What Does It Mean To See Others As People?

Interpersonal Relationships Nov 29, 2020

When attending our sessions on Emotional Intelligence Mindset, people often get confused at one point during the sessions. When we introduce the two mindsets- a self-focused Inward Mindset and an impact-focused Outward Mindset, participants have a question: can I always operate with an Outward Mindset? Aren’t there times when I have to look out for myself? If this is what you’re still wondering, explore more about the Costs of an Inward Mindset. If you’ve moved past that point and so well and truly understand the consequences of an Inward Mindset, you might have another question. You might say this: I understand Inward Mindset is not healthy for my relationships. But how does Outward Mindset work when I clearly disagree with the other person?

Make sure you aren’t exacerbating the situation
Firstly, we want to reassure you that by Outward Mindset, we don’t mean not holding people accountable. By all means, we should. That is how we  grow and attain the results we would like to see. However, if we treat people we disagree with as objects (the hallmark of an inward mindset), we invite resistance. It is worth noting that as humans, we always have the capacity to make things worse. When we allow the actions of those we disagree with to lure us into inwardness, we give them further reasons to continue doing the very things we wish we could change about them. For example, I think my partner is ‘controlling’ and so, when she wants me to go about the house chores, I withdraw and shut down. Seeing this, she feels the need to push me further into doing what she would like me to do. I shut down even further by justifying that my stance is understandable given how she ‘pushes me around’.

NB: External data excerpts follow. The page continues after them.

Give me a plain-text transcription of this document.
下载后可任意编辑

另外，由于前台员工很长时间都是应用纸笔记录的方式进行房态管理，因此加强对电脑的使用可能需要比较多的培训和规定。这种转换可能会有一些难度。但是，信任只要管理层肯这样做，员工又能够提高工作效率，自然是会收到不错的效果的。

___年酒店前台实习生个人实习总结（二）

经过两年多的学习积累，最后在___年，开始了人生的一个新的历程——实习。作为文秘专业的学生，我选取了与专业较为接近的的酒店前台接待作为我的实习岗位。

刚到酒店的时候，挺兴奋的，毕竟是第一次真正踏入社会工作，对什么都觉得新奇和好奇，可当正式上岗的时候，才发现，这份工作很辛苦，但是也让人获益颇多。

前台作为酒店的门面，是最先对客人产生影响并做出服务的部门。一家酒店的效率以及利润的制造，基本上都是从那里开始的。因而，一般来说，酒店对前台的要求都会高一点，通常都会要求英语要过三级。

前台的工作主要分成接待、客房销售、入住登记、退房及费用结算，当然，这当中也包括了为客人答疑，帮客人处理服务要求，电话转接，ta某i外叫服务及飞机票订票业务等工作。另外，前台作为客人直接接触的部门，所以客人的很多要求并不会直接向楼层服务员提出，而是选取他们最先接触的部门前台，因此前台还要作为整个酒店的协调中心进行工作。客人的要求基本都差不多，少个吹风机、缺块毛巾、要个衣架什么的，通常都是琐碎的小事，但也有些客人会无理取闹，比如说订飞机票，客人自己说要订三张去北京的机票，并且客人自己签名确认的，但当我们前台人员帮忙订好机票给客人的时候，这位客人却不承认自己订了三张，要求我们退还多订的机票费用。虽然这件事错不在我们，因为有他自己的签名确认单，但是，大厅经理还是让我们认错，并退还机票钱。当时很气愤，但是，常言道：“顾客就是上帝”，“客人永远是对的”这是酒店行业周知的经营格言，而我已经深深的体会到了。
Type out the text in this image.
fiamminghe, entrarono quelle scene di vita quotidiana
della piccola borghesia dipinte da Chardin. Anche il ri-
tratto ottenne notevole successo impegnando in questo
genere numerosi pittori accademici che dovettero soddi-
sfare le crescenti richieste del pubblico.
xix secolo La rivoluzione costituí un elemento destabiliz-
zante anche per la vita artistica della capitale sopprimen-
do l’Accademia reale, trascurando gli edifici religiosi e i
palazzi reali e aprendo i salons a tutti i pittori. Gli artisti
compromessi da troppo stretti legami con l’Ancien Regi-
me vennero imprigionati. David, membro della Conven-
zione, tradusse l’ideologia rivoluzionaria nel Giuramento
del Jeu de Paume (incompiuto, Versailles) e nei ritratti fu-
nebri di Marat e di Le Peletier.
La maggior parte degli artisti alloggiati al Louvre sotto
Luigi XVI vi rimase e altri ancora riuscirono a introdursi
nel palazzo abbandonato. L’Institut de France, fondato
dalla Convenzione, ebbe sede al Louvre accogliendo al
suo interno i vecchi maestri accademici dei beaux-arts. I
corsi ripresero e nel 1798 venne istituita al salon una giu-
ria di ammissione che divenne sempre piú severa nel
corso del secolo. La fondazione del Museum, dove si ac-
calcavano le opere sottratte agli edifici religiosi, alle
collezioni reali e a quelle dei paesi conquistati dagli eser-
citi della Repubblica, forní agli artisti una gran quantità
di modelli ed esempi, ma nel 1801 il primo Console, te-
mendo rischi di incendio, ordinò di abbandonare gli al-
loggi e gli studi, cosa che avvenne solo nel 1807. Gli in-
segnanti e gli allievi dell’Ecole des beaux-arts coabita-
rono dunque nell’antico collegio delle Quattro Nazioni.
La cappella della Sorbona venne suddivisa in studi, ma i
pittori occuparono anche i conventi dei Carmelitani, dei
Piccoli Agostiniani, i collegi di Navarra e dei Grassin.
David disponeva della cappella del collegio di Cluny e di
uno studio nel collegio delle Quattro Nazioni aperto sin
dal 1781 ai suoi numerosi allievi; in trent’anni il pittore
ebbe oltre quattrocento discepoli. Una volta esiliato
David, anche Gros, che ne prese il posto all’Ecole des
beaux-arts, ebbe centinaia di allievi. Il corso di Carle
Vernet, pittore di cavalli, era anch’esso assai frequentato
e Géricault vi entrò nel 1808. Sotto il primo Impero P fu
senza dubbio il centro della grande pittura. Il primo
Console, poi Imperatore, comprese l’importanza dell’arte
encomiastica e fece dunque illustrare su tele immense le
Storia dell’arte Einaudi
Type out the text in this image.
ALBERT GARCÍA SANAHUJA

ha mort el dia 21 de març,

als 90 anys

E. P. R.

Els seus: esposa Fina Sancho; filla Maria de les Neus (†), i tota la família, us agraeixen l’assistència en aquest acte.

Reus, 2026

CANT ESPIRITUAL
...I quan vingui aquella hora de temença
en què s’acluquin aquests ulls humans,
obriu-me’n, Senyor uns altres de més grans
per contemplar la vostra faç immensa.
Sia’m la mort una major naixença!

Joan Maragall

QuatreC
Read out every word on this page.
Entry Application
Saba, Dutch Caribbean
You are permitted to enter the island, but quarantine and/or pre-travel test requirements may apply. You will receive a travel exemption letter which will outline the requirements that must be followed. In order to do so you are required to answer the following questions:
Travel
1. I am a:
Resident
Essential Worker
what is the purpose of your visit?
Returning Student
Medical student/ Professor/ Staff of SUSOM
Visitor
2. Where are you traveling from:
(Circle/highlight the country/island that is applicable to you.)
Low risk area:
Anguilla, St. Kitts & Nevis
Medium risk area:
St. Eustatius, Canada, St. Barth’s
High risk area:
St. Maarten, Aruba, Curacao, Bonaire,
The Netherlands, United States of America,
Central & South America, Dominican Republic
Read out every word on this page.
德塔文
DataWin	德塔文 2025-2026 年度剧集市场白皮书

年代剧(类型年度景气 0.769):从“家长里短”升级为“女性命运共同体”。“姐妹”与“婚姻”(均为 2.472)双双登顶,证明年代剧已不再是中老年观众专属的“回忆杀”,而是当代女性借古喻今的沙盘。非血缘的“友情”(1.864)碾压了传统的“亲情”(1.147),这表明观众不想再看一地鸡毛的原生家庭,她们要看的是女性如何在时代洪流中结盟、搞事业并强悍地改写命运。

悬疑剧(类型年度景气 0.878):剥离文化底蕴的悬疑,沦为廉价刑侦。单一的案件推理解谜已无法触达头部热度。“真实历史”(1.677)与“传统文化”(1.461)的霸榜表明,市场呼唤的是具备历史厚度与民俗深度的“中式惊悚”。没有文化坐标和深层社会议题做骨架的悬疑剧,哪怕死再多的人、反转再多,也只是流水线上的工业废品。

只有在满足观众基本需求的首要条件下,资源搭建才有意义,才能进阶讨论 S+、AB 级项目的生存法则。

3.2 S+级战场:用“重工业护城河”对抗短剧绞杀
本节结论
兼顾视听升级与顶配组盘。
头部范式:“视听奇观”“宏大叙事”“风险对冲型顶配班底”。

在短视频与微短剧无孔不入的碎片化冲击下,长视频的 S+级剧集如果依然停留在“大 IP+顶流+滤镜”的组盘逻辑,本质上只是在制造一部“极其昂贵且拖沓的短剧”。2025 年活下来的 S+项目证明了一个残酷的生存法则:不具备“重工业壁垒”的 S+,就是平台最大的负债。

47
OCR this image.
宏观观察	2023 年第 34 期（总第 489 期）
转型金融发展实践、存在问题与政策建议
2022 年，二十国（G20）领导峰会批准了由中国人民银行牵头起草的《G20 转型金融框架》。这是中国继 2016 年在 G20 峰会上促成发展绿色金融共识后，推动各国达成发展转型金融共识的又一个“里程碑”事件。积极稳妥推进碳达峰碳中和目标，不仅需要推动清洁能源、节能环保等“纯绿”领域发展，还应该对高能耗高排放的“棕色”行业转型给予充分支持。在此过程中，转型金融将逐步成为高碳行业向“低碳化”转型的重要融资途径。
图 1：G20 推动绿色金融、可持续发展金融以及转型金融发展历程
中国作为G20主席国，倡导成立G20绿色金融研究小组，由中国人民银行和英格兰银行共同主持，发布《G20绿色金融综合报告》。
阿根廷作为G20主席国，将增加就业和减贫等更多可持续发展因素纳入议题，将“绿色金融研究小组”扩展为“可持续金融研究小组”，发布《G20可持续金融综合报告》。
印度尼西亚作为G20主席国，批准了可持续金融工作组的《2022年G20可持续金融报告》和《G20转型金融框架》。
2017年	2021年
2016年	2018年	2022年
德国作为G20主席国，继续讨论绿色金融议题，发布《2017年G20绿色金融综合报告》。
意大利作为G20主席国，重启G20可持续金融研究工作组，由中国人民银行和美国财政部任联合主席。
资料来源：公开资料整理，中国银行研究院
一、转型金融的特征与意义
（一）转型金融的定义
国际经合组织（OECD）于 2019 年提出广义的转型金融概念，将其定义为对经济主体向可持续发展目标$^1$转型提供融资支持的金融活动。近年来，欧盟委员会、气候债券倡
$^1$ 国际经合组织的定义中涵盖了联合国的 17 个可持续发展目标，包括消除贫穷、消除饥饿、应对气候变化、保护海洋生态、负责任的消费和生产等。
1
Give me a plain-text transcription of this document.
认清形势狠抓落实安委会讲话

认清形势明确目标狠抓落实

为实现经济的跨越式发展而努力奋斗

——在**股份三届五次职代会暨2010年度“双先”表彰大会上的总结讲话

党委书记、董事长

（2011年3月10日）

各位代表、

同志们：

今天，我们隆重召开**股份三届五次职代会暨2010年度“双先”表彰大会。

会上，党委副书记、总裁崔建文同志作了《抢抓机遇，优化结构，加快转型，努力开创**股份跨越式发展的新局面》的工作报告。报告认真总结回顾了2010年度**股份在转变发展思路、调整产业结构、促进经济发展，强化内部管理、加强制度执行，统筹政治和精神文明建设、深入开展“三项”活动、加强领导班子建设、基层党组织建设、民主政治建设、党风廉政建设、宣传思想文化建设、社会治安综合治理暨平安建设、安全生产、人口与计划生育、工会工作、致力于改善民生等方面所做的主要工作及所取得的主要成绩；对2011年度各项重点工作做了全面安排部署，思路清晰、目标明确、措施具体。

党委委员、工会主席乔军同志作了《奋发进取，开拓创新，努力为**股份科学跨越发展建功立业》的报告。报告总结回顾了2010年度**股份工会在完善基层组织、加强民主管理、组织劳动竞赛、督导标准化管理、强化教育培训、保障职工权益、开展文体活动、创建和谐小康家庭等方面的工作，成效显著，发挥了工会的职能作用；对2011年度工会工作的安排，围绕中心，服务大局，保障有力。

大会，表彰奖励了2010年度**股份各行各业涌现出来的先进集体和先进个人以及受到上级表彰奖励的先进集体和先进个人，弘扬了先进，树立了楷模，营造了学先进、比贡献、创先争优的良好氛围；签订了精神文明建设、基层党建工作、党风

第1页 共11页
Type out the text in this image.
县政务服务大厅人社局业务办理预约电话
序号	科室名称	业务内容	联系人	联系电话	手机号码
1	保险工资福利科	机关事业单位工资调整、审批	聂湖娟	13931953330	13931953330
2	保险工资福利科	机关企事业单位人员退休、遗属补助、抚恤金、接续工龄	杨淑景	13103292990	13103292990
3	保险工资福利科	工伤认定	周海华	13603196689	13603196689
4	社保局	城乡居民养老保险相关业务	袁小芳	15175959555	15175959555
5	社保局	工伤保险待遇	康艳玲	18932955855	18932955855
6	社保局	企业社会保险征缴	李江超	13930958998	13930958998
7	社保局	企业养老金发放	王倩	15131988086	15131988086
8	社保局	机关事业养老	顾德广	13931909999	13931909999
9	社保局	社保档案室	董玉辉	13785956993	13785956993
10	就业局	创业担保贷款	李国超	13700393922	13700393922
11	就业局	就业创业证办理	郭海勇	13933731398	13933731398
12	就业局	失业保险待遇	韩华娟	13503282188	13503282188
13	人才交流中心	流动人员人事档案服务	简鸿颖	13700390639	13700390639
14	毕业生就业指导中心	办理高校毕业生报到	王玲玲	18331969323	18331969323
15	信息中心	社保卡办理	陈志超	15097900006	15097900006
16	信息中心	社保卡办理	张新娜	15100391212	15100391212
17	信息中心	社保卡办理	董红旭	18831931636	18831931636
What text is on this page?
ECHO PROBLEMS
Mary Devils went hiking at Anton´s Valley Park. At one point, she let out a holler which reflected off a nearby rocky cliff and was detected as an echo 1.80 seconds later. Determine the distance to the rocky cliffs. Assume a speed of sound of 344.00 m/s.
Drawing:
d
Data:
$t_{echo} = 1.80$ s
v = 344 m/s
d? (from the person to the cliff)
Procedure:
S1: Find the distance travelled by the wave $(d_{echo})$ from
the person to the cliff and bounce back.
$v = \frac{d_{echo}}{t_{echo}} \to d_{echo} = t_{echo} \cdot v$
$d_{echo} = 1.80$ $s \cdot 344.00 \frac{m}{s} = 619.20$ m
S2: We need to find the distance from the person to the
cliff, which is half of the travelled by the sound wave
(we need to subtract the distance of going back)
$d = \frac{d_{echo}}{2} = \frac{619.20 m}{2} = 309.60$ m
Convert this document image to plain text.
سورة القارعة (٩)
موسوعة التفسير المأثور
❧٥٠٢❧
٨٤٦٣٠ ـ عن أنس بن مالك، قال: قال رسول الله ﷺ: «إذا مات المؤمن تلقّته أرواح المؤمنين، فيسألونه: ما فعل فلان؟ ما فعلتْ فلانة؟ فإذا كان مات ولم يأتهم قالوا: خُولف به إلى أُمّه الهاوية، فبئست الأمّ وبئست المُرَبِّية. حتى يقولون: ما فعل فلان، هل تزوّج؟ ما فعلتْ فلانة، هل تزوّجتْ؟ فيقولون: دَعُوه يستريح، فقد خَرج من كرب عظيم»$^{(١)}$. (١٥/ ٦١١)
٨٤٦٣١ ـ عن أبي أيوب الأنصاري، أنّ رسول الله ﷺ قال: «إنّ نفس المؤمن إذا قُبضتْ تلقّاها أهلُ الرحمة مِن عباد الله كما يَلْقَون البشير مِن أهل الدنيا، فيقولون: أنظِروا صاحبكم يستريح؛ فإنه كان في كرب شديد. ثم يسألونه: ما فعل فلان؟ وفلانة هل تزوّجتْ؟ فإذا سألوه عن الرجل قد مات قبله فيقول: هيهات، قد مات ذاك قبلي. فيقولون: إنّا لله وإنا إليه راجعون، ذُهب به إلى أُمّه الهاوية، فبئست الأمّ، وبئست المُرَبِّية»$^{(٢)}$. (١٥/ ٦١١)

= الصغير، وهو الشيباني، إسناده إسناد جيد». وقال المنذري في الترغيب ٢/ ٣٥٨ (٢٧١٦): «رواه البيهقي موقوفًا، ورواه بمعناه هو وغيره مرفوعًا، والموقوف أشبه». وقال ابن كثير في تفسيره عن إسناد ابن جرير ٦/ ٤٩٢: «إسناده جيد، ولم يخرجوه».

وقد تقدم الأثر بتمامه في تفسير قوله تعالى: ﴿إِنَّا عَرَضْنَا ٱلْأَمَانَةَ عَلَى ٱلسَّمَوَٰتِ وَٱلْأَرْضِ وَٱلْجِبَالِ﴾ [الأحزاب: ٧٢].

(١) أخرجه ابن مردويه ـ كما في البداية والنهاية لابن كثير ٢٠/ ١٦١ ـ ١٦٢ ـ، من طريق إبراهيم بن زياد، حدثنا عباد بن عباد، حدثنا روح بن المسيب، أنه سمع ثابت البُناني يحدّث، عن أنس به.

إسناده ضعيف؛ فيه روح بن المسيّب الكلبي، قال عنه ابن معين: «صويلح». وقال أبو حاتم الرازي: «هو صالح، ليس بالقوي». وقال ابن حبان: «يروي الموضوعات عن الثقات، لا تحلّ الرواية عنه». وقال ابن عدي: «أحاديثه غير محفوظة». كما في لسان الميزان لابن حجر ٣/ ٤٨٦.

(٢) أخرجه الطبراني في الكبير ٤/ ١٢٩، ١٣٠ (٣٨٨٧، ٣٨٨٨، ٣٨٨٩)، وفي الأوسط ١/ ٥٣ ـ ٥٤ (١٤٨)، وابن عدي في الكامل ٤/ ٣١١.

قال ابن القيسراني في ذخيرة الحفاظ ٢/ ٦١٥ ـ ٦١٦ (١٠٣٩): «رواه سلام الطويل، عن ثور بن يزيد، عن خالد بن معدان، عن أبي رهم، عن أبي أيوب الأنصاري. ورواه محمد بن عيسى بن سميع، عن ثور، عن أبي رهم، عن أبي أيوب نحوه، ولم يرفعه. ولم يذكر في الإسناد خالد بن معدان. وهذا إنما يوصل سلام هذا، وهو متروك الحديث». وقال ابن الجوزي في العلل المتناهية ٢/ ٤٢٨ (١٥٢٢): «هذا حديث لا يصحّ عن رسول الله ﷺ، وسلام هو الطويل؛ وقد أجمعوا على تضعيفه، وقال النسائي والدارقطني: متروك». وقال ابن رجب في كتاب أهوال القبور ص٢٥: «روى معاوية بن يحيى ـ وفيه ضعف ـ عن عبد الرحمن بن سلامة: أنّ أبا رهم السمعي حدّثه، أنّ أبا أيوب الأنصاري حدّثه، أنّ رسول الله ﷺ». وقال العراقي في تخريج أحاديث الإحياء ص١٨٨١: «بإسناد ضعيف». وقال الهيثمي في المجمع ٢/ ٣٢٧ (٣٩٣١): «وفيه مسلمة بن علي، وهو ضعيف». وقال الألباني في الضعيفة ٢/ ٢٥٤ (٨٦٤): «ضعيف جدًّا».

Know that beyond yourself, there is nothing you can control
Others’ mindset and behaviors are not something that is up to us. However, what is in our power is to operate with an Outward Mindset because we understand well the consequences on an Inward Mindset. When things are difficult, it is especially important that we don’t get sucked into the lure of an Inward Mindset. Yes, we can’t guarantee that just because we operate from an Outward Mindset, others will become outward too. However, given how humans need empathy before they can give empathy, our inwardness is very likely to invite others to also see us as obstacles.

Say it as it is
Keeping in mind how we don’t want to make things worse and also that we can only focus on our own mindset and behaviors, we can still operate to bring honesty in our interactions. If something isn’t to our liking, it is imperative that we say it as it is. But that is only possible with an Outward Mindset. With in Inward Mindset, we get drawn into a cycle of blame and justification. As a result, we cannot focus on what actually happened but rather jump directly into how we were affected by what happened; making it all about us. For example, consider a mother who calls her daughter lazy. This is a form of diagnosis: a major form of disconnection. Instead of labeling her daughter, with an Outward Mindset, the mother can still invite her daughter to an open conversation. She can cite the fact that the daughter hasn’t cleaned her room for over three days and as a result, she is frustrated and would like to know what happened to her daughter’s promise. This approach is not merely a different form of communication but rather a shift in mindset. Here, the mother takes responsibility for her feelings and needs rather than blaming her daughter. And this is possible only because she is able to distinguish what happened (three days of daughter not cleaning her room) from her judgment of what happened (my daughter is lazy). This shift in mindset is about seeing her daughter as a person with her own subjective reality and inviting dialogue rather than diagnosing her as ‘lazy’ just because she didn’t do as requested. 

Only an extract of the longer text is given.